One workshop was devoted to improvising on various musical instruments to create a soundscape for the production, and the fourth workshop, led by Bright, created an outline of how to present the concepts in a performance.

“We thought about the recurring patterns of coming together and being pulled apart and why that is” in creating the movement onstage, Bright said. A 12-person ensemble cast includes faculty members, students and community residents.
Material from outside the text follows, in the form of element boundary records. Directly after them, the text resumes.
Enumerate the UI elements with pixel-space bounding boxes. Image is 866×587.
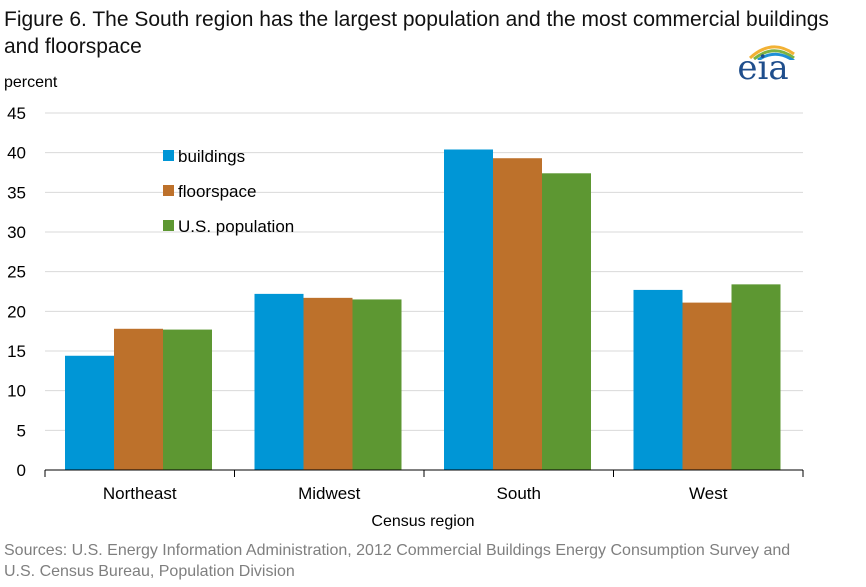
bar-u-s-population-midwest [352, 299, 402, 470]
logo-swoosh-icon [748, 45, 795, 60]
bar-u-s-population-south [542, 173, 591, 470]
x-axis-title: Census region [371, 513, 474, 530]
bar-floorspace-northeast [114, 328, 163, 470]
bar-buildings-northeast [65, 355, 114, 470]
legend-label-floorspace: floorspace [178, 182, 256, 201]
y-tick-label: 25 [7, 263, 26, 282]
y-axis-title: percent [4, 74, 58, 91]
source-note: Sources: U.S. Energy Information Adminis… [4, 542, 791, 580]
legend-swatch-u-s-population [163, 220, 174, 231]
y-tick-label: 45 [7, 104, 26, 123]
y-tick-label: 15 [7, 342, 26, 361]
bar-buildings-south [444, 149, 493, 470]
category-label-midwest: Midwest [298, 484, 361, 503]
legend-swatch-buildings [163, 150, 174, 161]
y-tick-label: 35 [7, 183, 26, 202]
legend-swatch-floorspace [163, 185, 174, 196]
bar-u-s-population-northeast [163, 329, 212, 470]
category-labels: Northeast Midwest South West [103, 484, 728, 503]
chart-title: Figure 6. The South region has the large… [4, 8, 829, 58]
legend-label-buildings: buildings [178, 147, 245, 166]
logo-text: eia [737, 48, 789, 88]
y-tick-label: 20 [7, 302, 26, 321]
bar-floorspace-south [493, 158, 542, 470]
bar-floorspace-west [682, 302, 732, 470]
y-tick-labels: 0 5 10 15 20 25 30 35 40 45 [7, 104, 26, 480]
legend: buildings floorspace U.S. population [163, 147, 294, 236]
bar-chart: percent 0 5 10 15 20 25 30 35 40 45 Northeast Midw… [4, 74, 804, 530]
x-tick-marks [44, 470, 804, 477]
bars [65, 149, 781, 470]
y-tick-label: 30 [7, 223, 26, 242]
category-label-south: South [497, 484, 541, 503]
y-tick-label: 40 [7, 144, 26, 163]
category-label-west: West [689, 484, 728, 503]
eia-logo: eia [728, 40, 798, 90]
y-tick-label: 5 [17, 421, 26, 440]
bar-buildings-west [633, 289, 683, 470]
y-tick-label: 10 [7, 382, 26, 401]
y-tick-label: 0 [17, 461, 26, 480]
category-label-northeast: Northeast [103, 484, 177, 503]
bar-floorspace-midwest [303, 297, 353, 470]
bar-u-s-population-west [731, 284, 781, 470]
legend-label-u-s-population: U.S. population [178, 217, 294, 236]
bar-buildings-midwest [254, 293, 304, 470]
At times, they move together as a group, then they disperse and come back together.

The performance features four movements, beginning with “We the Animals,” a look at humanity through its gathering, praying, sharing, dancing, fighting and laboring in nature and by machine.

It then moves backward in time to “Fragments of Life,” examining early biological life, including cells and how they are affected by coronavirus; photosynthesis; carbon; and sulfur bacteria, which depend on one another to survive in their extreme environments.

“Terra Forms” looks at geological features such as rocks and minerals, hot springs and volcanoes. “Journeying the Cosmos” examines astronomical phenomena – planetary formation, the life of a star, black holes and the formation of galaxies.

The Jupiter String Quartet will perform the music for the production, along with nine other musicians who will improvise during the performance. The quartet will perform a composition by Taylor that includes an intricate, frenzied passage based on the genetic sequence of a coronavirus protein. Taylor also uses sonifications from the LIGO gravitational wave project for the section on how black holes form and combine. Bangalore, India-based classical Indian singer Shanitkumar Jain will join the ensemble.

Nettl-Fiol created a 19-minute dance piece that is performed to the music Taylor wrote representing the coronavirus. The dancers also appear in the last movement to represent various celestial bodies, with six dancers representing the formation of planets circling a sun. The dancers explode away from one another as they become stars, forming two constellations. Two duets of dancers represent the death of stars before they swirl together again as they merge to form a black hole, Nettl-Fiol said.

Recorded narration sets the stage for each movement and explains the scientific concepts.

During a pre-show event, guests will be invited to share their reflections on the theme of “regathering” and see a documentary on the process of making the production. A post-show event will include conversation and music.